VISU 1311: Blog #8

I really enjoyed how Dan Philips started off with his project, by explaining his various houses, and what he’s done to make each one recycled and reused. I think that this was a brilliant segway into getting into his main idea: the sheer amount of waste in the building industry, that comes from this mindset in the global age of materialism where everything must be perfect. I loved hearing about the different things that he’s made, or what ideas he’s gotten, and by accessing his audience through this fascination that I personally felt, he is able to continue into the large problem area extremely easily. He makes it relatable for the audience.

He first explains that the housing market today is a commodity, because of the human perception of continuity. If one little thing in the house doesn’t align with that continuity, then it gets thrown out, and it’s no big deal; it doesn’t affect the buyer’s life at all. He also blames these two different mindsets for this waste: Dionysian and Apollonian. With the perfectionist Apollonian mindset, it creates “mountains of waste”, and this cycle of perfection where everyone wants these things that must look perfect or it’s garbage. Having a Dionysian mindset would create mountains less of waste, because it focuses more on the gut instinct that all of us have.

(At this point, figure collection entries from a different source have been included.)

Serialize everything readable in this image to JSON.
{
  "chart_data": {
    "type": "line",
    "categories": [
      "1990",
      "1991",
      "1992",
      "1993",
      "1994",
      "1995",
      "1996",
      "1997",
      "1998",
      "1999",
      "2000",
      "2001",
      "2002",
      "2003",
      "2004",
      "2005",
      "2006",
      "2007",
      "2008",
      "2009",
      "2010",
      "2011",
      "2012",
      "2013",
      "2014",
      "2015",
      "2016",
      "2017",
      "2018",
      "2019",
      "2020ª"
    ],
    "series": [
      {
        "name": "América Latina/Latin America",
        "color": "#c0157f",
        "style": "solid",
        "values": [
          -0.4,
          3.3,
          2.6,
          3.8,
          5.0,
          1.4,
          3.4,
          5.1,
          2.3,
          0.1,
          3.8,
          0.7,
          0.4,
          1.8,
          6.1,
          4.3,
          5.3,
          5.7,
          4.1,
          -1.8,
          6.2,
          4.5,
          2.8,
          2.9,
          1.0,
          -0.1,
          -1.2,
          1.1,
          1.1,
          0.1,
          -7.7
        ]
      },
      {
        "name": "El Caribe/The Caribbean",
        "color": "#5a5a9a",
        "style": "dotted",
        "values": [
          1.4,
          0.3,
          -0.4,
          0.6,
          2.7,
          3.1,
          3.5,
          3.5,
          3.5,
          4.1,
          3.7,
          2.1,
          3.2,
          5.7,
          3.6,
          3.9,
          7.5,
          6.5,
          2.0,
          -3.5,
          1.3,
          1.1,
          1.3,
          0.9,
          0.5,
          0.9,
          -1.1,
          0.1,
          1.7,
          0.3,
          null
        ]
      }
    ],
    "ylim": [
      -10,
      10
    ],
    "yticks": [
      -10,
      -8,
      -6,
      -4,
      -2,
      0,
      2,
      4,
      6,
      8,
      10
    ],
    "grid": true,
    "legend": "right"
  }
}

We also tend to create this wasteful cycle of perfection through our ideas of how we think other people expect us to live. This happens to everyone; we all in some way are bothered by how other people think of us, and so we try to live up to their imagined expectations. In reality, that’s impossible, but we still do it. I thought that this living up to expectations was a really interesting point in the cycle of waste. I’ve never thought of it as such before, but it makes perfect sense: if there’s something wrong with your house, you fix it so that your neighbors don’t talk about it. And that’s called waste. It’s a hard thing to move past, but if we want to fix our environment, we need to stop throwing away all of this material just because we can. The amount of consumerism that occurs globally only helps this cycle along, and so the only solution we really have at the moment is reusing all of that broken material. It’s there, what else are we going to use when it all runs out? We need to stop living up to each other’s expectations in order to preserve our global environment.